IT-Security, ARD-Doku, Kings of Scam: Wer klickt, verliert.

Freitag, 02. April 2026

https://www.ardmediathek.de/serie/kings-of-scam-wer-klickt-verliert/staffel-1/Y3JpZDovL2JyLmRlL2Jyb2FkY2FzdFNlcmllcy9TMjAyNVdPMDE0ODg2QTA/1

Inhaltlich war es eine gute Sendung. Sie lieferte einige Aha-Effekte. Es geht um die Kreditkarte, die nahezu jeder von uns besitzt und die Frage, wie Scammer sich die Kartendaten aneignen, um dann auf unserem Konto finanziellen Schaden anzurichten.

Die Logik ist z.B., die Opfer mit SMS-Nachrichten über angebliche Paketzustellungen auf eine nachgemachte Seite von Paketdienstleistern zu locken, um ihnen dort die Kreditkarteninformationen zu entlocken. Das wäre aber nur die halbe Miete. Es geht dann auch noch darum, dass der Angreifer die Kreditkarte in die Wallet seines Mobiltelefons bringt. Das Opfer bekommt somit auch noch die Aufforderung, den Sicherheitscode, der beim Hinzufügen entsteht, auf der Fake-Seite einzutragen. Anschließend kann der Angreifer (z.B. unser Scam-King aus Bangkok) lustig shoppen gehen.

Auf Grund der Sendung habe ich in der Sparkassen-App die Push-Nachrichten überprüft. Kommen Alerts, wenn eine Abbuchung vom Konto erfolgt? Tatsächlich nicht. Ich nahm die entsprechenden Einstellungen gleich vor, um die Sicherheit zu erhöhen.

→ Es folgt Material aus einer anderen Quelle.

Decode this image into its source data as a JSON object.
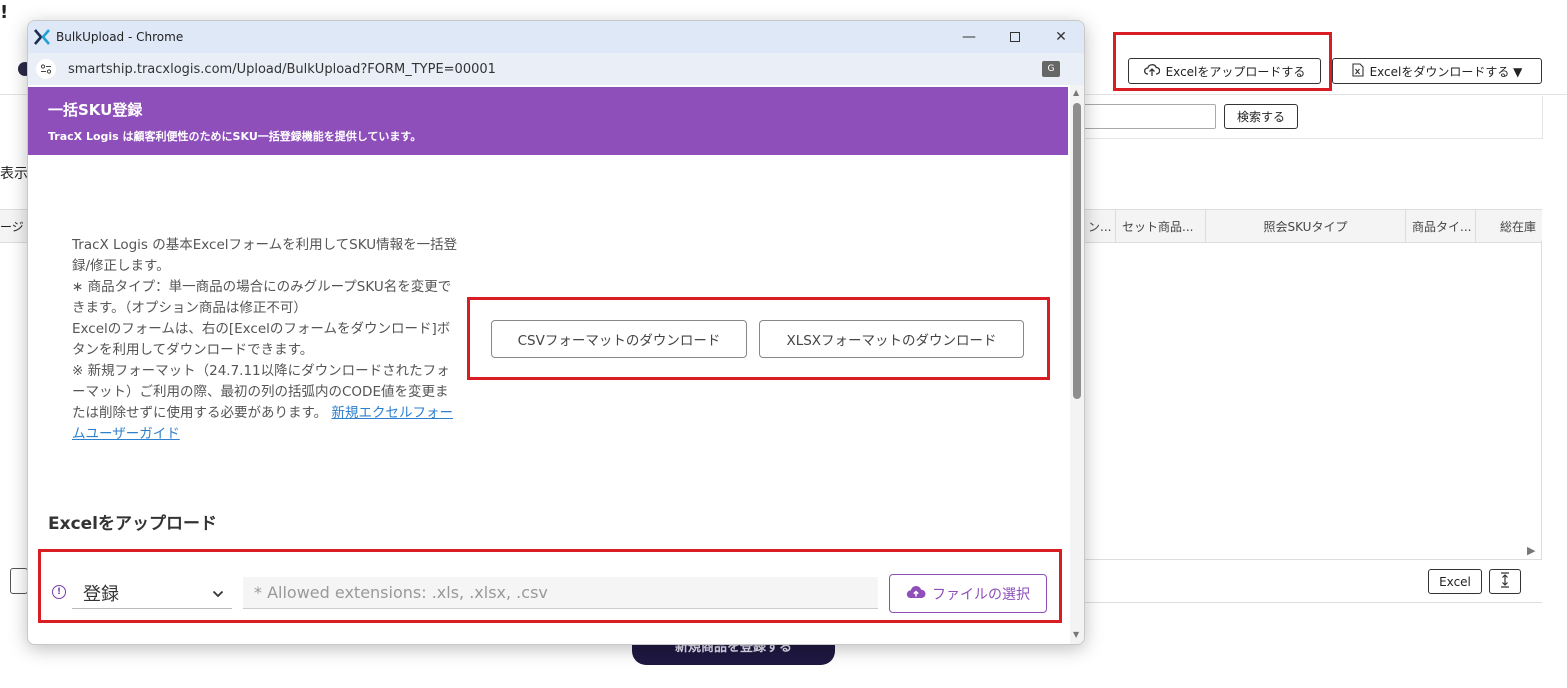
{
  "background": {
    "mark": "!",
    "upload_excel_label": "Excelをアップロードする",
    "download_excel_label": "Excelをダウンロードする ▼",
    "search_label": "検索する",
    "side_text_1": "表示",
    "side_text_2": "ージ",
    "table_headers": [
      "ン...",
      "セット商品...",
      "照会SKUタイプ",
      "商品タイ...",
      "総在庫"
    ],
    "excel_small_label": "Excel",
    "primary_button_label": "新規商品を登録する"
  },
  "window": {
    "title": "BulkUpload - Chrome",
    "url": "smartship.tracxlogis.com/Upload/BulkUpload?FORM_TYPE=00001"
  },
  "header": {
    "title": "一括SKU登録",
    "subtitle": "TracX Logis は顧客利便性のためにSKU一括登録機能を提供しています。"
  },
  "description": {
    "text": "TracX Logis の基本Excelフォームを利用してSKU情報を一括登録/修正します。\n∗ 商品タイプ：単一商品の場合にのみグループSKU名を変更できます。（オプション商品は修正不可）\nExcelのフォームは、右の[Excelのフォームをダウンロード]ボタンを利用してダウンロードできます。\n※ 新規フォーマット（24.7.11以降にダウンロードされたフォーマット）ご利用の際、最初の列の括弧内のCODE値を変更または削除せずに使用する必要があります。 ",
    "link_text": "新規エクセルフォームユーザーガイド"
  },
  "downloads": {
    "csv_label": "CSVフォーマットのダウンロード",
    "xlsx_label": "XLSXフォーマットのダウンロード"
  },
  "upload": {
    "section_title": "Excelをアップロード",
    "mode_selected": "登録",
    "file_placeholder": "* Allowed extensions: .xls, .xlsx, .csv",
    "file_button_label": "ファイルの選択"
  },
  "colors": {
    "accent_purple": "#8e4fbb",
    "highlight_red": "#d81e23",
    "primary_dark": "#1f1842"
  }
}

Glatte dreißig Minuten habe ich gebraucht, um in der App die Einstellungen und Möglichkeiten zu verstehen und die richtigen Klicks zu setzen. Plug & Play war es nicht.

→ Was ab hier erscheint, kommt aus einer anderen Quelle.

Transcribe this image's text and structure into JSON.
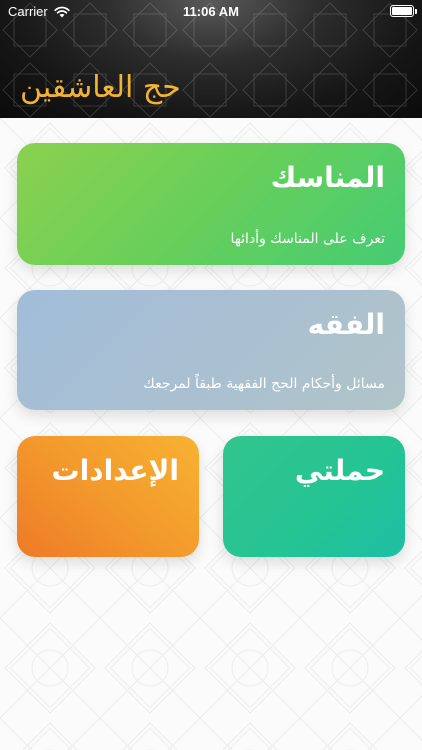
{
  "status_bar": {
    "carrier": "Carrier",
    "time": "11:06 AM"
  },
  "header": {
    "title": "حج العاشقين",
    "title_color": "#f2b233"
  },
  "cards": {
    "manasik": {
      "title": "المناسك",
      "subtitle": "تعرف على المناسك وأدائها"
    },
    "fiqh": {
      "title": "الفقه",
      "subtitle": "مسائل وأحكام الحج الفقهية طبقاً لمرجعك"
    },
    "settings": {
      "title": "الإعدادات"
    },
    "campaign": {
      "title": "حملتي"
    }
  },
  "icons": [
    "wifi-icon",
    "battery-icon"
  ]
}
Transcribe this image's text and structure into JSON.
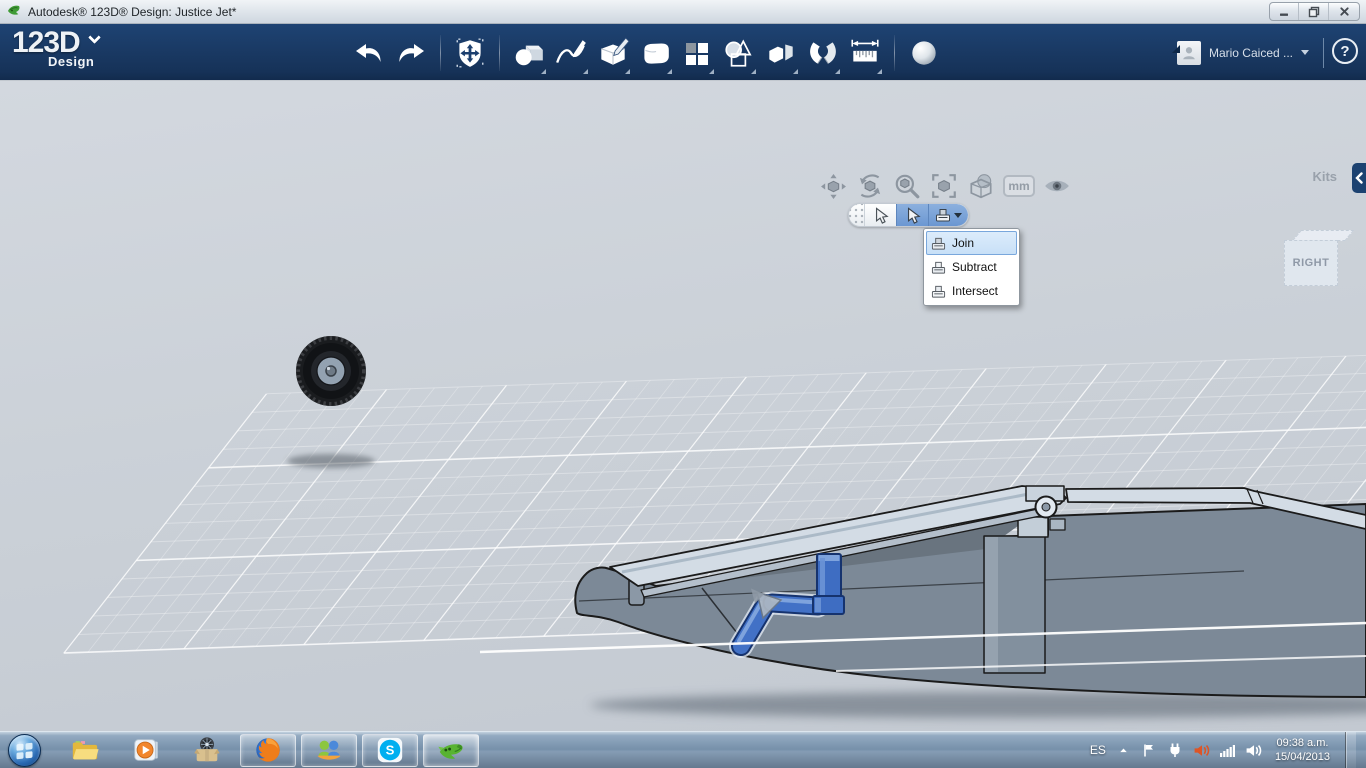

Das Problem ist, dass man unvorsichtig wird, je länger nichts passiert ist. Die Technik lullt einen sozusagen ein. Der letzte Vorfall, der mich aufgerüttelt hat, geschah im Dezember, als ich in London war. In der Zwischenzeit war nichts, was eine trügerische Ruhe vorspielt. Deswegen kam die gestrige Sendung grade richtig. Es ist wie in einer Ausbildung, wie bei der Bundeswehr. Ständiges Wiederholen, ständige Übung und ständiger Drill helfen, sensibilisiert zu bleiben.

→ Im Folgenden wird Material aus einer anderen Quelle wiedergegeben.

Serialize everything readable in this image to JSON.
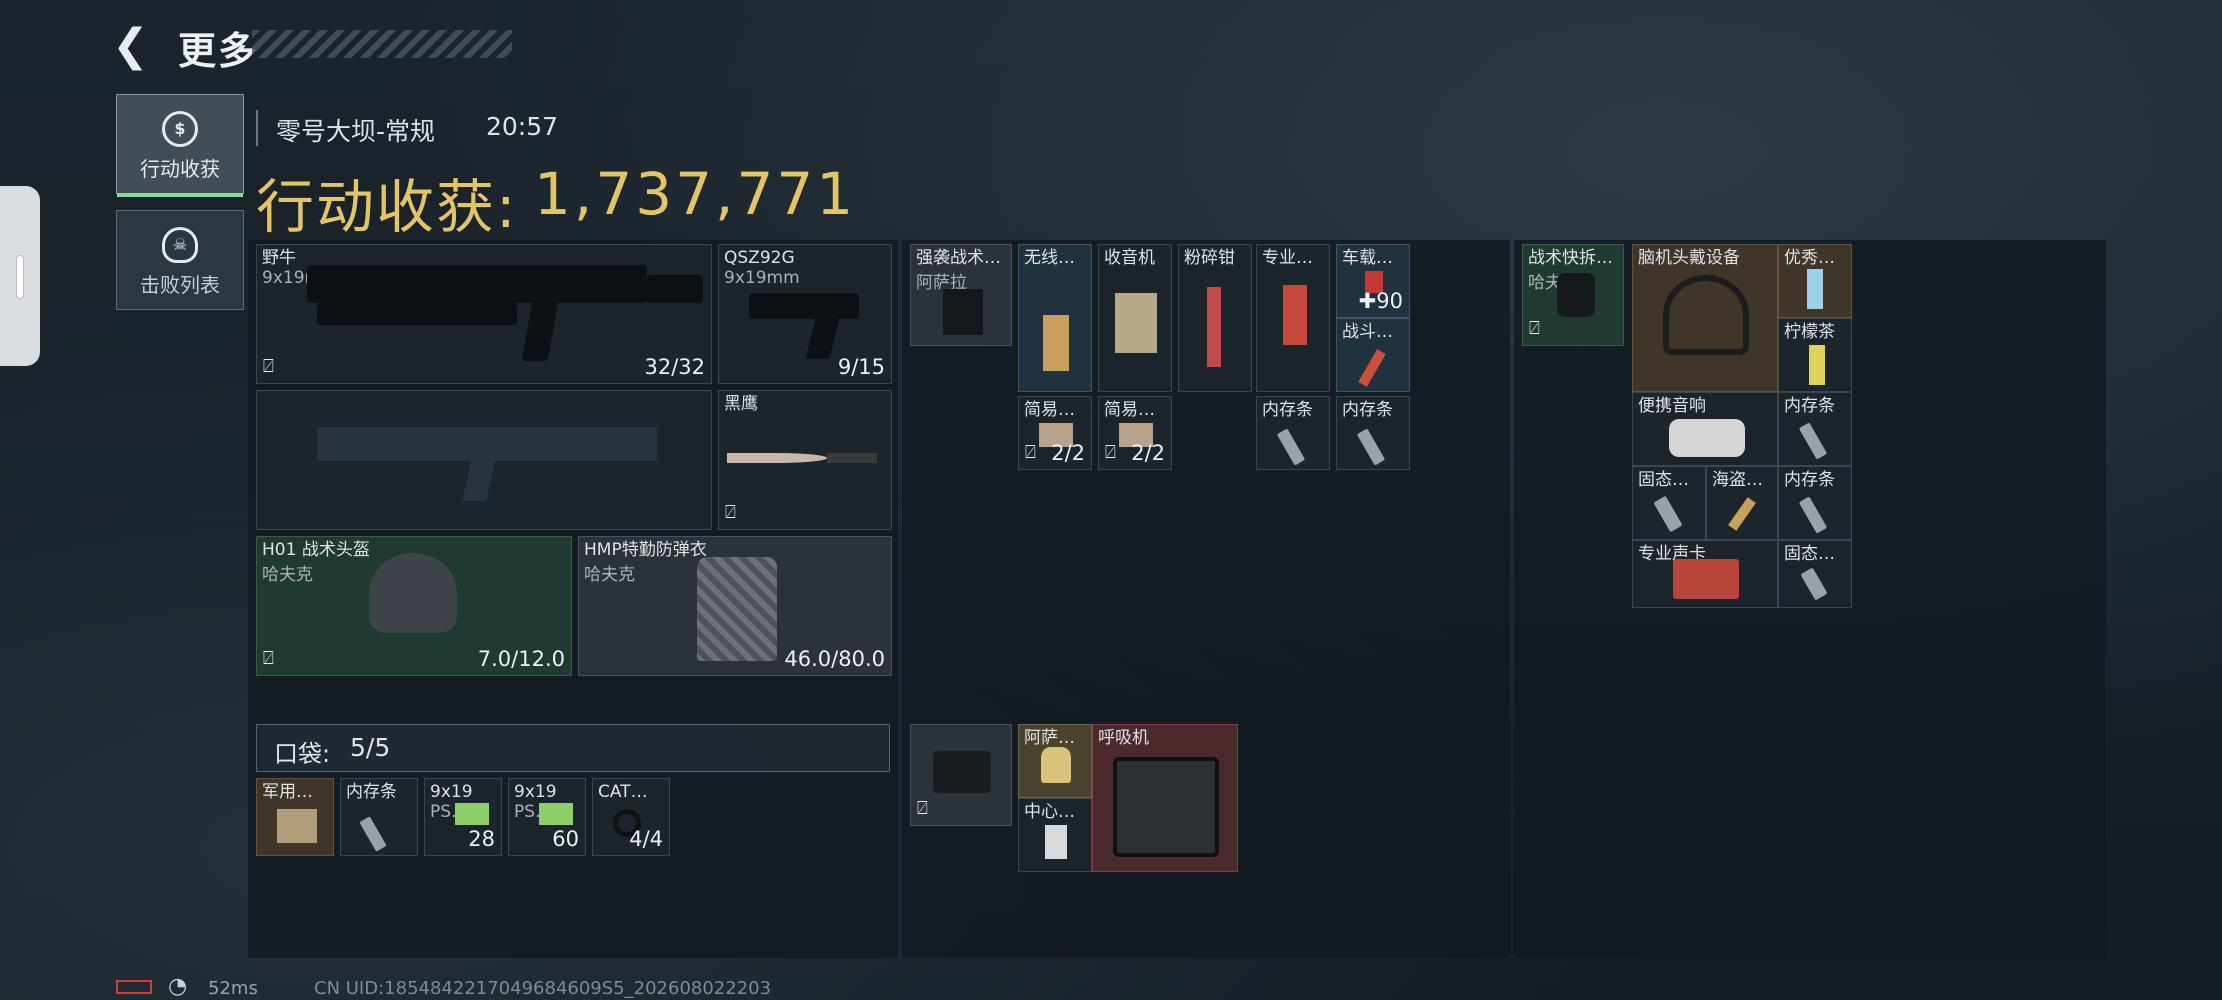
{
  "header": {
    "back_icon": "chevron-left-icon",
    "title": "更多"
  },
  "tabs": [
    {
      "label": "行动收获",
      "icon": "loot-coin-icon",
      "active": true
    },
    {
      "label": "击败列表",
      "icon": "skull-icon",
      "active": false
    }
  ],
  "match": {
    "map": "零号大坝-常规",
    "time": "20:57"
  },
  "loot": {
    "label": "行动收获:",
    "value": "1,737,771",
    "color": "#e4c566"
  },
  "equipment": {
    "primary": {
      "name": "野牛",
      "ammo_type": "9x19mm",
      "ammo": "32/32"
    },
    "sidearm": {
      "name": "QSZ92G",
      "ammo_type": "9x19mm",
      "ammo": "9/15"
    },
    "melee": {
      "name": "黑鹰"
    },
    "helmet": {
      "name": "H01 战术头盔",
      "brand": "哈夫克",
      "durability": "7.0/12.0"
    },
    "armor": {
      "name": "HMP特勤防弹衣",
      "brand": "哈夫克",
      "durability": "46.0/80.0"
    }
  },
  "pocket": {
    "label": "口袋:",
    "value": "5/5",
    "items": [
      {
        "name": "军用…"
      },
      {
        "name": "内存条"
      },
      {
        "name": "9x19",
        "sub": "PS…",
        "count": "28"
      },
      {
        "name": "9x19",
        "sub": "PS…",
        "count": "60"
      },
      {
        "name": "CAT…",
        "count": "4/4"
      }
    ]
  },
  "chest_rig": {
    "rig": {
      "name": "强袭战术…",
      "brand": "阿萨拉"
    },
    "items": [
      {
        "name": "无线…"
      },
      {
        "name": "收音机"
      },
      {
        "name": "粉碎钳"
      },
      {
        "name": "专业…"
      },
      {
        "name": "车载…",
        "count": "90"
      },
      {
        "name": "战斗…"
      },
      {
        "name": "简易…",
        "count": "2/2"
      },
      {
        "name": "简易…",
        "count": "2/2"
      },
      {
        "name": "内存条"
      },
      {
        "name": "内存条"
      }
    ]
  },
  "case": {
    "items": [
      {
        "name": "阿萨…"
      },
      {
        "name": "中心…"
      },
      {
        "name": "呼吸机"
      }
    ]
  },
  "backpack": {
    "bag": {
      "name": "战术快拆…",
      "brand": "哈夫克"
    },
    "items": [
      {
        "name": "脑机头戴设备"
      },
      {
        "name": "优秀…"
      },
      {
        "name": "柠檬茶"
      },
      {
        "name": "便携音响"
      },
      {
        "name": "内存条"
      },
      {
        "name": "固态…"
      },
      {
        "name": "海盗…"
      },
      {
        "name": "内存条"
      },
      {
        "name": "专业声卡"
      },
      {
        "name": "固态…"
      }
    ]
  },
  "status_bar": {
    "ping": "52ms",
    "uid": "CN UID:1854842217049684609S5_202608022203"
  },
  "icons": {
    "lock": "no-insurance-icon",
    "wifi": "wifi-icon",
    "battery": "battery-low-icon"
  }
}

Welche Telefonnummer wählt man, wenn man seine Kreditkarte wegen fraglicher Umsätze sperren möchte? Man wählt 116116 und muss auch im Zustand der Panik seine IBAN wissen.

Im Notfalls sind zwei Infos wichtig: Die Tel.nr. 116116 und die eigene Kontonummer

Was passiert nach der Sperrung? Ist damit jeglicher Schaden ausgeschlossen? Jein. Als Kreditkartenbesitzer ist man ab dem Zeitpunkt der Sperrung fast 100%ig geschützt. Schaden kann aber immer noch eintreten. Es gibt Offline-Zahlungen, z.B. im Flugzeug. Das mobile Terminal speichert die Zahlungen auf dem Gerät und führt die echte Abbuchung erst aus, wenn es wieder festen Boden unter den Füßen und eine Internetverbindung hat.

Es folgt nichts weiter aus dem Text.